It looked like a clear road to $80 a barrel, and if you believe what the financial press was reporting, that is exactly where Saudi Arabia and many of the OPEC nations want the price of oil to go. However, the president has backed out of the Iran deal and once again imposed sanctions which curtail the oil exports from that country, and Venezuela’s situation is a mess, as that country’s output has dropped to the lowest levels in 28 years.
With OPEC countries and Russia promising to replace that missing production, and a huge stockpile build, the price of oil dropped a whopping 4% last Friday to under the $70 mark. In addition, oil stocks, which had been on a roll, got hammered, as trigger-happy investors were more than happy to take some of the big gains they have posted this year. While oil has bounced some this week, it remains well under $70 a barrel.
The good news for 24/7 Wall St. readers looking to add in energy positions is that some of the best plays also may be among the highest yielding in terms of dividends and distributions. We found four that are all rated Buy by top Wall Street firms.
Energy Transfer Partners
This company merged with Sunoco Logistics Partners last year to form one of the largest master limited partnerships (MLPs). Energy Transfer Partners L.P. (NYSE: ETP) engages in the natural gas midstream and intrastate transportation and storage businesses in the United States.
The company’s Intrastate Transportation and Storage segment transports natural gas from various natural gas producing areas, and through ET fuel system and HPL system. It owns and operates 7,500 miles of natural gas transportation pipelines and three natural gas storage facilities in Texas. Its Interstate Transportation and Storage segment provides natural gas transportation and storage services; owns and operates approximately 12,300 miles of interstate natural gas pipeline; and has interests in various natural gas pipelines.
The Midstream segment gathers, compresses, treats, blends, processes and markets natural gas. It owns and operates 35,000 miles of in service natural gas, 31 natural gas processing plants, 21 natural gas treating facilities and four natural gas conditioning facilities.
Energy Transfer unitholders are paid a massive 11.81% distribution. The Merrill Lynch price target for the stock is $21, though the Wall Street consensus was last seen at $23.80. The shares closed at $19.14 on Wednesday.
Golar LNG Partners
This liquefied natural gas (LNG) shipping and storage play holds a big distribution for shareholders and is the top pick across Wall Street. Golar LNG Partners L.P. (NASDAQ: GMLP) owns and operates floating storage regasification units (FSRUs) and LNG carriers under long-term charters in Brazil, the United Arab Emirates, Indonesia and Kuwait.
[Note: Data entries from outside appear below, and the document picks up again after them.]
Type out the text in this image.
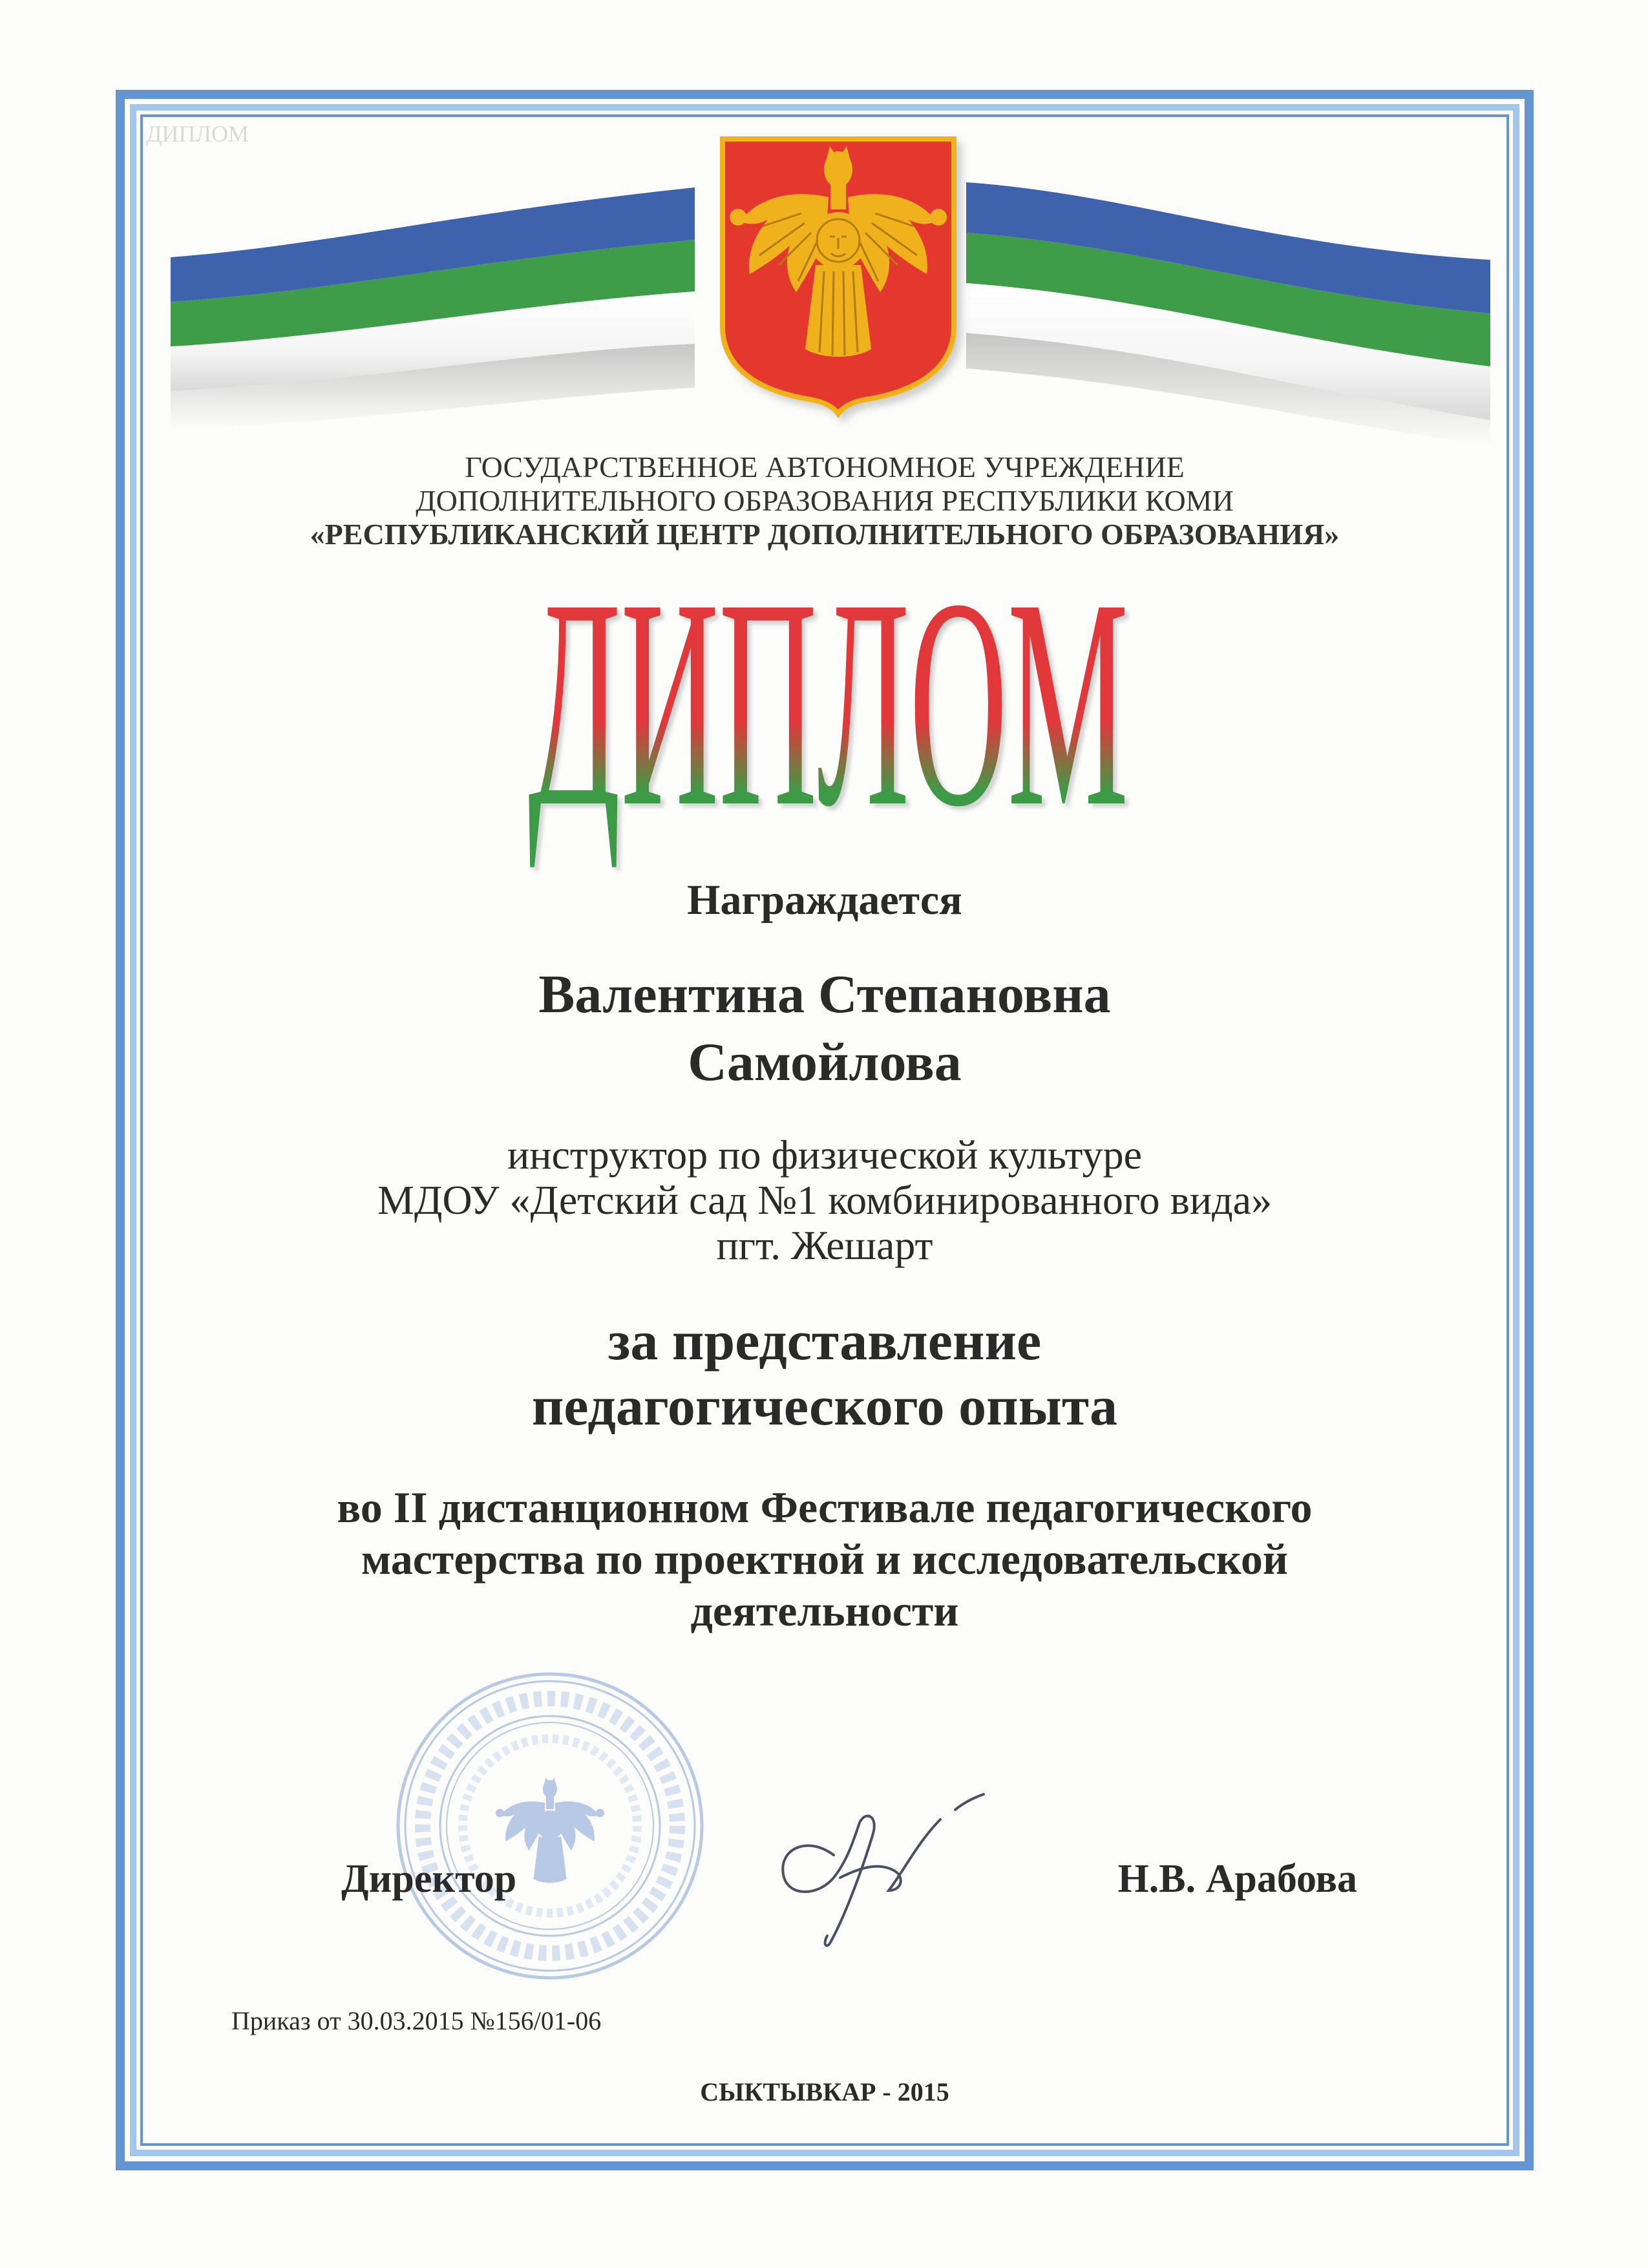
ДИПЛОМ
ДИПЛОМ
ГОСУДАРСТВЕННОЕ АВТОНОМНОЕ УЧРЕЖДЕНИЕ
ДОПОЛНИТЕЛЬНОГО ОБРАЗОВАНИЯ РЕСПУБЛИКИ КОМИ
«РЕСПУБЛИКАНСКИЙ ЦЕНТР ДОПОЛНИТЕЛЬНОГО ОБРАЗОВАНИЯ»
Награждается
Валентина Степановна
Самойлова
инструктор по физической культуре
МДОУ «Детский сад №1 комбинированного вида»
пгт. Жешарт
за представление
педагогического опыта
во II дистанционном Фестивале педагогического
мастерства по проектной и исследовательской
деятельности
Директор	Н.В. Арабова
Приказ от 30.03.2015 №156/01-06
СЫКТЫВКАР - 2015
The company also engages in the leasing of its fleets.
The Marshall Islands–based company has a fleet of six FSRUs and five LNG carriers, a combined average remaining useful life of 25 years, and an average remaining charter duration of five-plus years. The company posted solid second-quarter results and also was successful in lowering leverage.
Golar LNG Partners has a diverse pipeline that includes its FLNG projects and, as a result, some Wall Street analysts feel the company has the largest growth potential over its peer group, with potential drop-downs/newbuilding inventories of 16 vessels.
Golar shareholders are paid a hefty 11.36% distribution. Merrill Lynch has a price target of $26 on the shares, while the posted consensus target is $23.39. The stock closed trading on Wednesday at $20.34 a share.